A Justiça Eleitoral de Francisco Sá determinou a cassação dos diplomas da prefeita Alini Fernanda Bicalho Noronha e do vice-prefeito Geraldo Antônio Bicalho, após decisão do Supremo Tribunal Federal (STF) que reconheceu a inelegibilidade da chefe do Executivo municipal com base na chamada “inelegibilidade reflexa”, prevista no artigo 14, §7º, da Constituição Federal.
A nova sentença foi assinada nesta quinta-feira (15) pela juíza eleitoral Juliana França da Silva, em cumprimento à decisão monocrática do ministro Nunes Marques, relator da Reclamação Constitucional nº 72.697/MG no STF.
Com a decisão, o registro de candidatura de Alini Bicalho nas eleições de 2024 foi indeferido, e os diplomas da chapa majoritária foram declarados sem efeito. A magistrada também determinou a comunicação ao Tribunal Regional Eleitoral de Minas Gerais (TRE-MG) para adoção das providências cabíveis, incluindo eventual realização de novas eleições no município.

Entenda o caso
A ação foi movida pela coligação “Sempre Pra Frente”, formada por MDB, AGIR, PSB, AVANTE e Federação PSDB/Cidadania. O grupo alegou que Alini Bicalho estaria inelegível por ter sido casada com o então prefeito de Francisco Sá, Mário Osvaldo Rodrigues Casasanta, e que a dissolução do casamento ocorreu durante o segundo mandato dele.
Segundo a Constituição Federal e a Súmula Vinculante nº 18 do STF, a dissolução do vínculo conjugal durante o mandato não afasta a inelegibilidade do ex-cônjuge para disputar a sucessão do chefe do Executivo.

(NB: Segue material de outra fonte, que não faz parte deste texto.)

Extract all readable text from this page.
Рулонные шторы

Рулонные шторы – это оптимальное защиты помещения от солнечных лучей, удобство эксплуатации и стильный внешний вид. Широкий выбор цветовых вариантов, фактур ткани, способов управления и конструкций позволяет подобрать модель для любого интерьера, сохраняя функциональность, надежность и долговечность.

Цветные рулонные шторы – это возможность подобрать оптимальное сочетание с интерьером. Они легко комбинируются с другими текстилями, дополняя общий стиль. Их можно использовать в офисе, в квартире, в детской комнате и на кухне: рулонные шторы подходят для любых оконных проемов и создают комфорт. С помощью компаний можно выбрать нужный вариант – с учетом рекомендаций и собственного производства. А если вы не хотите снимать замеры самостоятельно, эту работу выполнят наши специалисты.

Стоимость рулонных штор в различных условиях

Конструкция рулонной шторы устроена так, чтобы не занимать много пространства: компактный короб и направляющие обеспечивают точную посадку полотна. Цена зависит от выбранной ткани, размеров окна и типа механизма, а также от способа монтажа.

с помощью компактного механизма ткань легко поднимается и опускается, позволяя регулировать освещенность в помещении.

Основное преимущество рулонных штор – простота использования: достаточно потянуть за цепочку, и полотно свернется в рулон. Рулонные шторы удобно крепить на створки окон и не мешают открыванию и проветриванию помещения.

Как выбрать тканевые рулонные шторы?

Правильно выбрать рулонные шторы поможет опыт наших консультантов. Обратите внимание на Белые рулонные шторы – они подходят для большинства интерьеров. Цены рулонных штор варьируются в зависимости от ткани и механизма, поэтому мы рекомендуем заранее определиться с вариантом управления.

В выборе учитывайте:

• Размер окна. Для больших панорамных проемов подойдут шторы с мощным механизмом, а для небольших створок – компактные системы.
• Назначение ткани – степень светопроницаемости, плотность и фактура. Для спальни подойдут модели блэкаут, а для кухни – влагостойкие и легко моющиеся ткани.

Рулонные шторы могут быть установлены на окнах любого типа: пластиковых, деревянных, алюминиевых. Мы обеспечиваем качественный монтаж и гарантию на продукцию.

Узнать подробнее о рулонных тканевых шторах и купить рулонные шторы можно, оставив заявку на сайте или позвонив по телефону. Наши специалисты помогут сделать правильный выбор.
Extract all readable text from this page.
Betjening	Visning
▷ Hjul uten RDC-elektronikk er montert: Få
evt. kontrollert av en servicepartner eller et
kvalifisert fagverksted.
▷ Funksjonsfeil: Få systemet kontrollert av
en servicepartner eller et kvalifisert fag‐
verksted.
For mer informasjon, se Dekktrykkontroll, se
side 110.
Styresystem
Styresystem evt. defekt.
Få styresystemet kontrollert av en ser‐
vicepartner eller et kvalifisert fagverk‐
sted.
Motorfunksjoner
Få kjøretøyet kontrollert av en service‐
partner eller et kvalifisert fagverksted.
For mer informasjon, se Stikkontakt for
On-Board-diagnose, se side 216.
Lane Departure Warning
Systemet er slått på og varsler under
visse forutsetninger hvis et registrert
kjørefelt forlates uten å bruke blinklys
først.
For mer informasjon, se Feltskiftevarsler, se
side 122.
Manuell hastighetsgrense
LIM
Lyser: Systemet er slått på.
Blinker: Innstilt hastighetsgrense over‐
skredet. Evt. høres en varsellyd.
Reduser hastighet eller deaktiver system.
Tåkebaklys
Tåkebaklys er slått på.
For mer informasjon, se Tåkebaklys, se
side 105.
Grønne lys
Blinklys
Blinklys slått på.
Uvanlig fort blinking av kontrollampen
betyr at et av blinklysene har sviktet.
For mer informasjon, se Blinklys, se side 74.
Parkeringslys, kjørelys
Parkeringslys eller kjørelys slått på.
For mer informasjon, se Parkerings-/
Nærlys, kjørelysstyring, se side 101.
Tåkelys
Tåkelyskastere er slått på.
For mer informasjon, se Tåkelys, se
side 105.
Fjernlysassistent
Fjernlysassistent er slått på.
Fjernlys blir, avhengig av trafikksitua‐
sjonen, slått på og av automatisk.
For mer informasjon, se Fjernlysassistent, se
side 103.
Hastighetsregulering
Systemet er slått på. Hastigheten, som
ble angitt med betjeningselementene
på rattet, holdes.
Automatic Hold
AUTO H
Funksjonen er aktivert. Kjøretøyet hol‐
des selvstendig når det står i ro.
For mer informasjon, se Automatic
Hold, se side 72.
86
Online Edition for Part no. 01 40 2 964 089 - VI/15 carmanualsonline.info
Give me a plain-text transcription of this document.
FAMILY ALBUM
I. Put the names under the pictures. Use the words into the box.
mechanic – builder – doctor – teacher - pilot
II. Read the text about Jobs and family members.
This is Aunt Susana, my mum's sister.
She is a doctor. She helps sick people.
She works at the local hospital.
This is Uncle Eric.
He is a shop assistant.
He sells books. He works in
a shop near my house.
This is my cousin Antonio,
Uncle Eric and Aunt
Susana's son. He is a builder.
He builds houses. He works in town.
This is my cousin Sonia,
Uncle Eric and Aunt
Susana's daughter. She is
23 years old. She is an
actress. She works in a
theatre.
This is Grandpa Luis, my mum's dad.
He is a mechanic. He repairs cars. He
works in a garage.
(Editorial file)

Durante a tramitação do processo, a defesa da prefeita sustentou que a separação de fato teria ocorrido ainda em 2020, antes do segundo mandato do ex-prefeito. Também argumentou que não houve fraude ou tentativa de perpetuação familiar no poder, apontando rompimento político e pessoal entre os dois.
Em setembro de 2024, a Justiça Eleitoral chegou a reconhecer que a separação ocorreu no segundo mandato de Mário Casasanta, mas entendeu que não havia fraude ou simulação, deferindo o registro da candidatura. O entendimento foi mantido posteriormente pelo TRE-MG.
No entanto, o STF reformou a decisão. Ao analisar a reclamação apresentada pela coligação adversária, o ministro Nunes Marques afirmou que a inelegibilidade prevista na Constituição deve ser aplicada de forma objetiva, independentemente da existência de fraude, rivalidade política ou rompimento pessoal entre os ex-cônjuges.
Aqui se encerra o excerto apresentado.